The ceremony of Inti Raymi ends with a procession back to Cusco. Sapa Inca and Mama Occla are carried on their thrones, the high priests and representatives of the Suyos pronounce blessings on the people. Once again, a new year has begun.

A long day, but such a feast for the eyes and ears; what a great adventure!

Friday morning, while on our walk, we happened right into the middle of the procession taking the saint Santiago from the main cathedral back to his church. It was a study in complete and utter chaos with morning traffic trying to get around the bands, dancers and the men carrying the huge saint on their shoulders. It completely amazed us that as far as we could see no one was hit by a car or bus. Though, horns blared and certainly many epithets got muttered, the whole thing came off.

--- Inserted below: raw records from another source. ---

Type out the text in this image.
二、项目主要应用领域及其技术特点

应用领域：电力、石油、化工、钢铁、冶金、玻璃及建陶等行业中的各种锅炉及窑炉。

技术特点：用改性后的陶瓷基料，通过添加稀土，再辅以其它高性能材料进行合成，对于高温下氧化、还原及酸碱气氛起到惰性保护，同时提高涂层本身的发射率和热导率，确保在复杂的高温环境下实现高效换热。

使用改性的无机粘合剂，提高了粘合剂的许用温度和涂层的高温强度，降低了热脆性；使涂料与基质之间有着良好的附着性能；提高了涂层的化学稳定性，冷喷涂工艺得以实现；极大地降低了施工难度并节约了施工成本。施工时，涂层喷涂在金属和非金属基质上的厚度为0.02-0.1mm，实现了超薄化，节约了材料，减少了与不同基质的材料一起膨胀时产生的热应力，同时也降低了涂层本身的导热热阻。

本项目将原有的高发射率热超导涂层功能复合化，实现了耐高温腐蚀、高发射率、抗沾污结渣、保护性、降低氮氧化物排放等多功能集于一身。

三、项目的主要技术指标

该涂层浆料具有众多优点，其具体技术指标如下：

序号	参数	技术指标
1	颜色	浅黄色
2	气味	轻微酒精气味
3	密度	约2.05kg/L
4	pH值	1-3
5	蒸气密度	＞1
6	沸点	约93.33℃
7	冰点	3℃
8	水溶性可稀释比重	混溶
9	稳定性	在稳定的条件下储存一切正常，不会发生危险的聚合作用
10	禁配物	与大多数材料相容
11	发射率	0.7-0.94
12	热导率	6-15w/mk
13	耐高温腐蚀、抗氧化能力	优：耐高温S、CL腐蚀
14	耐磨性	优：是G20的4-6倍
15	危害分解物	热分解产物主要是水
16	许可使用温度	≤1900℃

A new Senior Couple arrived Thursday. The Rhoades, from Salt Lake City will be working with the Perpetual Education Fund here in Cusco. Members of the church donate to this fund that is used as a loan fund to help young people get an education or learn a skill to improve their circumstances. The perpetual nature of this is that of course the fund is to be repaid when the young people get work in the field they have studied and then they, as active and productive members can contribute more later on. The church patterned this program after the perpetual immigration fund from the 1800s that helped thousands of saints to immigrate to Utah in the early days of the church there, part of the pioneer story… Anyway, we have been helping the Rhoades get adjusted and answering lots of questions.

We have commented many times that every day there seems to be something interesting or new to see. And, during all this fiesta time and the magic of living here, we are getting our images taken and just received our second terabyte disk to hand over to the archives. They were thrilled to receive the last one and we cannot believe that we have filled another. We love our mission!